The U.S. death toll from COVID-19 climbed over 90,000 on Monday, representing almost one-third of global deaths and the world's highest toll as more states and cities announced plans to slowly reopen their economies and test their residents. The number of confirmed cases nationwide neared 1.5 million, according to data from Johns Hopkins University, which has been tracking infections and deaths. Experts have cautioned that cases and death tolls likely undercount the real cost of the coronavirus outbreak.
The grim milestones came as the White House attempted to shift blame for the high number of deaths. The White House rebuked the top U.S. health agency on Sunday, saying "it let the country down" on providing testing crucial to the battle against the coronavirus outbreak. The Centers for Disease Control and Prevention has been under intense scrutiny since producing a faulty test for COVID-19 that caused weeks of delays in the U.S. response. Critics have pointed out that it could simply have accepted kits made by the World Health Organization, which has been producing them since late January, instead of insisting on developing its own test.
The Food and Drug Administration has also criticized the CDC for not following its own protocols in manufacturing COVID-19 tests. The errors were not corrected until late February. Trump often blames the administration of his predecessor, Barack Obama, for passing on "broken tests" for the new coronavirus.

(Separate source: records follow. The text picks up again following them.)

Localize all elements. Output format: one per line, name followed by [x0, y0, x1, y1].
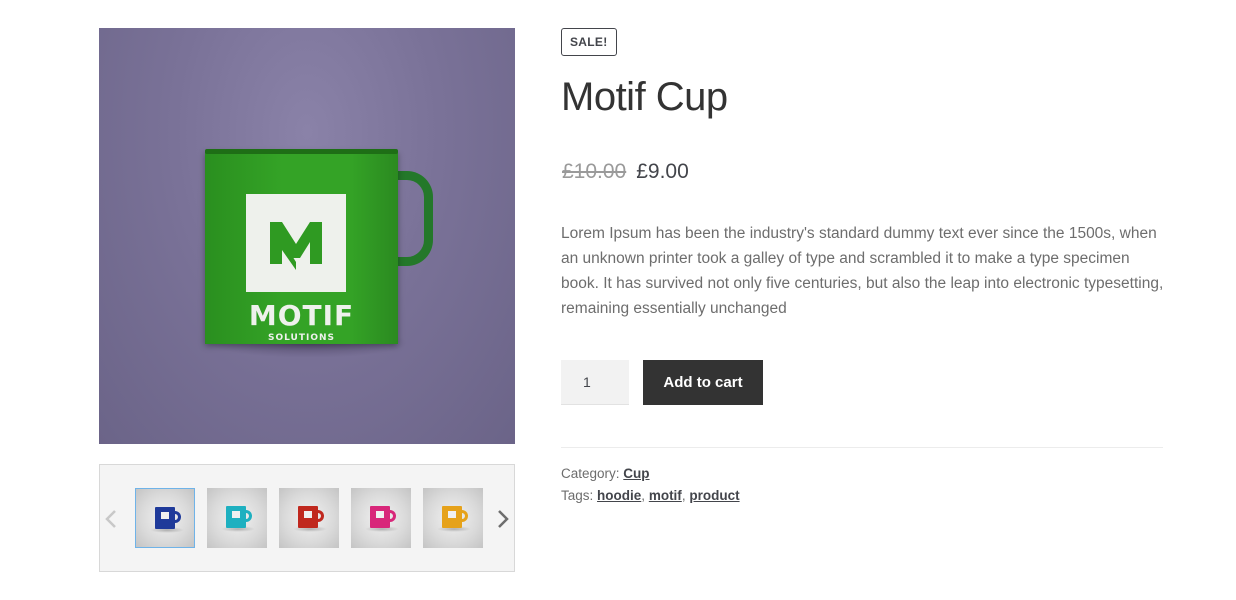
- divider: [561, 447, 1163, 448]
- thumbnail-item[interactable]: [279, 488, 339, 548]
- chevron-right-icon[interactable]: [495, 507, 511, 531]
- thumb-logo: [304, 511, 312, 518]
- thumbnail-gallery: [99, 464, 515, 572]
- thumbnail-item[interactable]: [351, 488, 411, 548]
- logo-text: MOTIF: [248, 299, 355, 332]
- tag-link[interactable]: hoodie: [597, 488, 641, 503]
- category-link[interactable]: Cup: [623, 466, 649, 481]
- quantity-input[interactable]: [561, 360, 629, 405]
- thumbnail-item[interactable]: [135, 488, 195, 548]
- product-tags: Tags: hoodie, motif, product: [561, 488, 740, 503]
- original-price: £10.00: [562, 160, 627, 183]
- tag-link[interactable]: product: [689, 488, 739, 503]
- thumb-logo: [448, 511, 456, 518]
- product-main-image[interactable]: MOTIF SOLUTIONS: [99, 28, 515, 444]
- thumb-logo: [232, 511, 240, 518]
- chevron-left-icon[interactable]: [103, 507, 119, 531]
- logo-subtext: SOLUTIONS: [267, 333, 335, 343]
- sale-price: £9.00: [636, 160, 689, 183]
- category-label: Category:: [561, 466, 620, 481]
- price: £10.00 £9.00: [562, 158, 689, 186]
- motif-logo-mark: [246, 194, 346, 292]
- thumbnail-item[interactable]: [423, 488, 483, 548]
- thumbnail-item[interactable]: [207, 488, 267, 548]
- product-category: Category: Cup: [561, 465, 650, 483]
- mug-handle: [395, 171, 433, 266]
- thumb-logo: [376, 511, 384, 518]
- motif-m-icon: [270, 222, 322, 270]
- product-title: Motif Cup: [561, 75, 728, 119]
- tag-link[interactable]: motif: [649, 488, 682, 503]
- sale-badge: SALE!: [561, 28, 617, 56]
- tags-label: Tags:: [561, 488, 594, 503]
- product-description: Lorem Ipsum has been the industry's stan…: [561, 225, 1164, 317]
- mug-rim: [205, 149, 398, 154]
- thumb-logo: [161, 512, 169, 519]
- add-to-cart-button[interactable]: Add to cart: [643, 360, 763, 405]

The coronavirus has killed at least 20,800 people in New York City so far, according to health department data. Despite the rising death toll, the nation's hardest-hit city saw a decline in its daily rate of new hospitalizations for patients suspected of having the novel coronavirus to 48, down from 77 the day before, Mayor Bill de Blasio said at a news briefing Monday. De Blasio called the drop "a wonderful sign" that the virus is easing its grip on the city of 8.6 million, but he cautioned that the city won't be ready to start relaxing some social distancing restrictions until the first half of June at the earliest.
Some New York City neighborhoods have seen death rates from the coronavirus nearly 15 times higher than others, according to data released by New York City's health department on Monday, showing the disproportionate toll taken on poor communities. The data show for the first time a breakdown of the number of deaths in each of the city's more than 60 ZIP codes. The highest death rate was seen on the edge of Brooklyn in a neighborhood dominated by a large subsidized-housing development called Starrett City. Civic leaders had been pushing for the more granular data, which they said would show stark racial and economic disparities after New York City became the heart of one of the worst coronavirus outbreaks in the world in March and April.
New Jersey has the second-highest death toll after New York, with more than 10,400 fatalities from COVID-19 as of Monday, Murphy said. In Michigan, which has also been hit hard with more than 4,800 deaths, Gov. Gretchen Whitmer announced that bars, restaurants and retail businesses in some less-affected parts of the state will be allowed to reopen as soon as Friday, but with reduced capacity.